Faith leaders say the Bill unfairly targets religious bodies and educational institutes and would seriously impact religious organisations in ways that are not currently imposed upon other sectors of society, including Government bodies and political parties.

‘If it is understood that it is advantageous for political parties and ministerial offices to hire staff who adhere to their beliefs and values, why is not the same standard being applied to religious organisations as well?

‘This is an unnecessary and unreasonable overreach of Government power and not appropriate in a tolerant and democratic society, where the rights of all people – including people of faith – should be respected.’

Faith leaders are urging the Attorney General and the Government to pause before pushing through ‘such a drastic change that upsets the current balance which has proven to be fair and workable’, and reiterated their calls for meaningful consultation with faith groups.

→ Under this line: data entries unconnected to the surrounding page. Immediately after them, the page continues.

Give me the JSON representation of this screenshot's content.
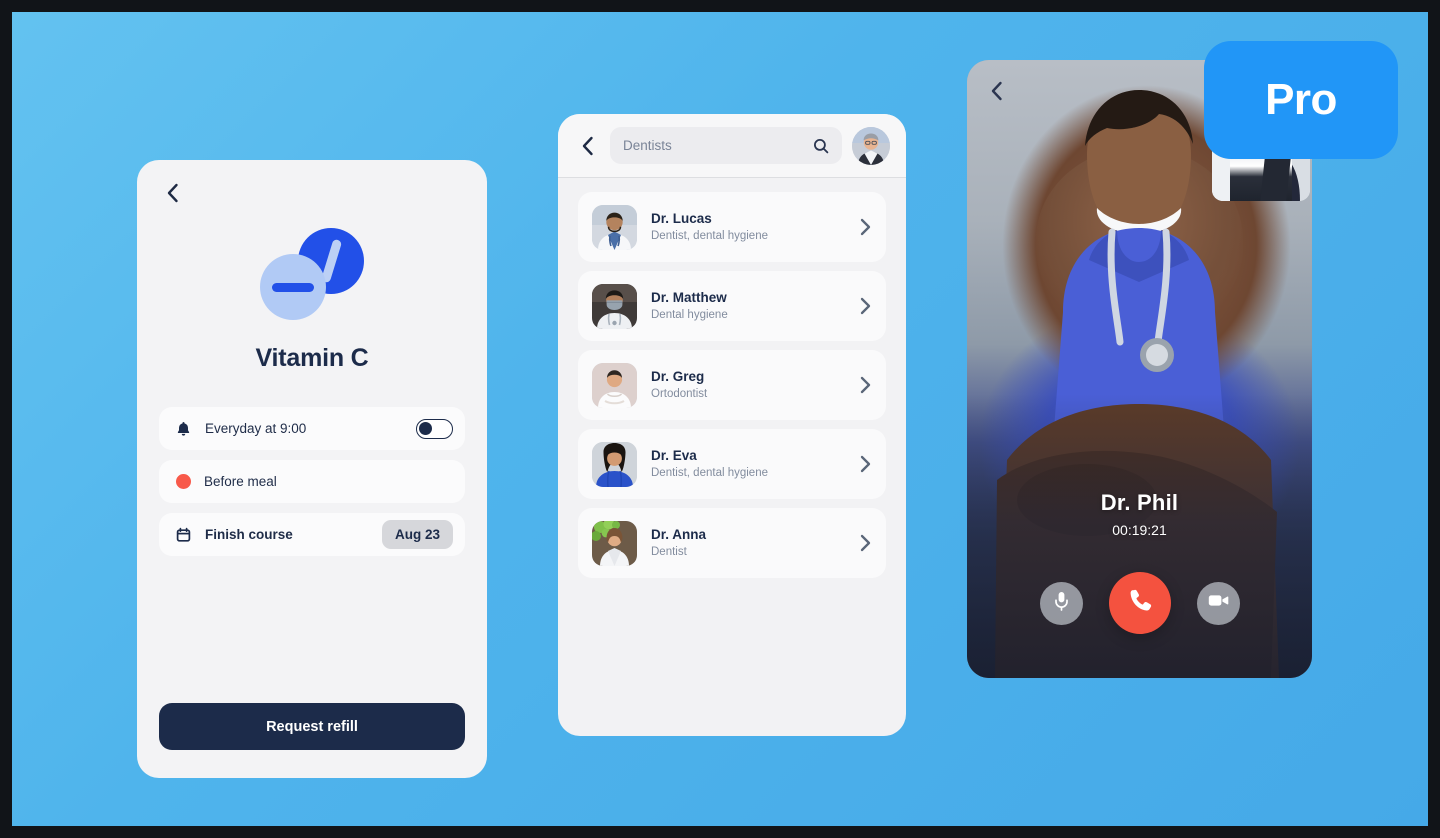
{
  "badge": {
    "label": "Pro",
    "color": "#2196f7"
  },
  "background": {
    "color": "#4fb4ec",
    "frame_color": "#111418"
  },
  "medication_screen": {
    "back_icon": "chevron-left-icon",
    "pill_icon": "pill-capsule-icon",
    "title": "Vitamin C",
    "rows": [
      {
        "icon": "bell-icon",
        "label": "Everyday at 9:00",
        "control": "toggle",
        "toggle_on": false
      },
      {
        "icon": "red-dot-icon",
        "label": "Before meal",
        "control": "none"
      },
      {
        "icon": "calendar-icon",
        "label": "Finish course",
        "control": "badge",
        "badge_value": "Aug 23"
      }
    ],
    "primary_button": "Request refill"
  },
  "doctors_screen": {
    "back_icon": "chevron-left-icon",
    "search": {
      "value": "Dentists",
      "placeholder": "Search",
      "icon": "search-icon"
    },
    "avatar": "user-avatar",
    "list": [
      {
        "name": "Dr. Lucas",
        "specialty": "Dentist, dental hygiene",
        "chevron": "chevron-right-icon"
      },
      {
        "name": "Dr. Matthew",
        "specialty": "Dental hygiene",
        "chevron": "chevron-right-icon"
      },
      {
        "name": "Dr. Greg",
        "specialty": "Ortodontist",
        "chevron": "chevron-right-icon"
      },
      {
        "name": "Dr. Eva",
        "specialty": "Dentist, dental hygiene",
        "chevron": "chevron-right-icon"
      },
      {
        "name": "Dr. Anna",
        "specialty": "Dentist",
        "chevron": "chevron-right-icon"
      }
    ]
  },
  "call_screen": {
    "back_icon": "chevron-left-icon",
    "caller_name": "Dr. Phil",
    "timer": "00:19:21",
    "controls": [
      {
        "name": "mic-button",
        "icon": "microphone-icon",
        "style": "side"
      },
      {
        "name": "end-call-button",
        "icon": "phone-icon",
        "style": "end",
        "color": "#f4523f"
      },
      {
        "name": "video-button",
        "icon": "video-camera-icon",
        "style": "side"
      }
    ]
  }
}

The letter has been signed by the Catholic Bishops of Victoria, as well as leaders from the Anglican Diocese of Melbourne; the Hindu Council of Australia; the Coptic Orthodox Diocese of Melbourne; the Eparchy of Saints Peter and Paul of Melbourne for Ukrainian Catholics in Australia, New Zealand and Oceania; the Cowen Institute for Judaism and Civilization; the International Society for Krishna Consciousness; the Victorian Sikh Gurduaras Council; the Diocese of Australia & New Zealand of the Russian Orthodox Church Outside of Russia; the Syro-Malabar Eparchy of St Thomas the Apostle, Melbourne; the Board of Imams Victoria; the Islamic Council of Victoria; Churches of Christ Vic/Tas; the Interfaith Council of Victoria, and; the Greek Orthodox Archdiocese of Australia.